A time-tested piece of utopian thinking, with (as with most utopian thinking) one major flaw:
Start from the idea that most of the problems in the world today ultimately boil down to people. People are vain, foolish, easily led, easily duped; thus, all manner of political and practical problems. I'll agree that this is probably not an unreasonable starting point.
From there, the obvious next step is to conclude that we should make the next generation better somehow. Eugenically, through genetic manipulation, through euthenics and cultural indoctrination, whatever. Again, a not unreasonable solution to a clear problem.

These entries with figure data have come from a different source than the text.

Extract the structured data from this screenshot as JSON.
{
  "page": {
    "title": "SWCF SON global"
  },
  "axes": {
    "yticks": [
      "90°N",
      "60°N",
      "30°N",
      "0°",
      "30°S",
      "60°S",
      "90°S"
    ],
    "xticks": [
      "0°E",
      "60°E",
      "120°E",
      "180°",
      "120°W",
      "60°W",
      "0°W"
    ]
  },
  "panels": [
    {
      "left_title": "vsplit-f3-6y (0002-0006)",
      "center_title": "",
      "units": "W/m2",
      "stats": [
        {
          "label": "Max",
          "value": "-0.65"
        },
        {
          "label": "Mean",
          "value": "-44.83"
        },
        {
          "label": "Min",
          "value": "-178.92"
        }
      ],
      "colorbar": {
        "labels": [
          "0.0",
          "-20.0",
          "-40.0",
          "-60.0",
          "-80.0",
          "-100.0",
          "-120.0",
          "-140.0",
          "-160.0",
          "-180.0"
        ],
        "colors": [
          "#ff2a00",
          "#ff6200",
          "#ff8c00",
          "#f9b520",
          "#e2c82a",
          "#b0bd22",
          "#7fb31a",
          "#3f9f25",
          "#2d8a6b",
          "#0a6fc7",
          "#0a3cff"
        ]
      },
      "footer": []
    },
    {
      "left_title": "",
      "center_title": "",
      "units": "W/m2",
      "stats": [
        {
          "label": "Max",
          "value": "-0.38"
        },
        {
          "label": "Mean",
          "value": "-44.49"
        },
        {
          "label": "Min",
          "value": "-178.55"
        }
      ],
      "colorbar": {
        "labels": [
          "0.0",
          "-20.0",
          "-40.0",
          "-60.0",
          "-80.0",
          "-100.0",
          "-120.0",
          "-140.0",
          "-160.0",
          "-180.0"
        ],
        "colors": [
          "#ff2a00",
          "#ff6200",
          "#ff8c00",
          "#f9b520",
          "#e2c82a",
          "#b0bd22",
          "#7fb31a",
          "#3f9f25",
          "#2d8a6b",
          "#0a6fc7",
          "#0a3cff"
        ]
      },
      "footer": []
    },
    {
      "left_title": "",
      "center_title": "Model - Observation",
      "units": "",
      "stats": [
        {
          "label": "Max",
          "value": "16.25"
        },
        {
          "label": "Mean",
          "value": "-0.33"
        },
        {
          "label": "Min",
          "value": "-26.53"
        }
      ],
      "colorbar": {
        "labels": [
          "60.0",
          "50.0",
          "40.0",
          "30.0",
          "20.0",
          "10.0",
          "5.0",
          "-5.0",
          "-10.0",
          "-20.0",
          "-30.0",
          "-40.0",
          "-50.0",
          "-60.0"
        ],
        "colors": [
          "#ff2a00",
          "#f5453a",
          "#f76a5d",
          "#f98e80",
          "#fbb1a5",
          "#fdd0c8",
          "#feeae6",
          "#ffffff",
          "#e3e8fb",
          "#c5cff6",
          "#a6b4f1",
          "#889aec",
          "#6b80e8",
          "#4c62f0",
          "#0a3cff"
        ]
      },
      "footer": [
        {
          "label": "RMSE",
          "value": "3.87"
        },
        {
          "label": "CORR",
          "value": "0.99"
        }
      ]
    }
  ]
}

However - and this is a big however - you have to do that with the resources you have today. That is, some person or people, currently living, must be the judge not only of what actual, direct actions will make the next generation "better", but what constitutes "better" in the first place. Given that, per our very basis for this line of thinking, people today are flawed, how do we know who to pick? If there are no "better" individuals in society, obviously no one individual's plan is likely to be better than the aggregate's plan. If there aren't - and I wouldn't say that nobody is better than anybody else, this isn't Harrison Bergeron - we have to find those better people... so that they can pick the better people.
I'm sure you can see how this is going to go. We can't find the better future people because we need better people to do it. We can't find the better people to find the better future people because...
So ultimately, we either stick with what we have, or we put our faith in our collective ability to pick somebody less stupid than us for the purpose of making us less stupid, because our (stupid) inability to pick non-stupid people to lead us is causing problems.
TL;DR: From a practical perspective, the reason to avoid a controlled breeding scheme is that it's impossible to decide objectively whether it will actually help anything or not.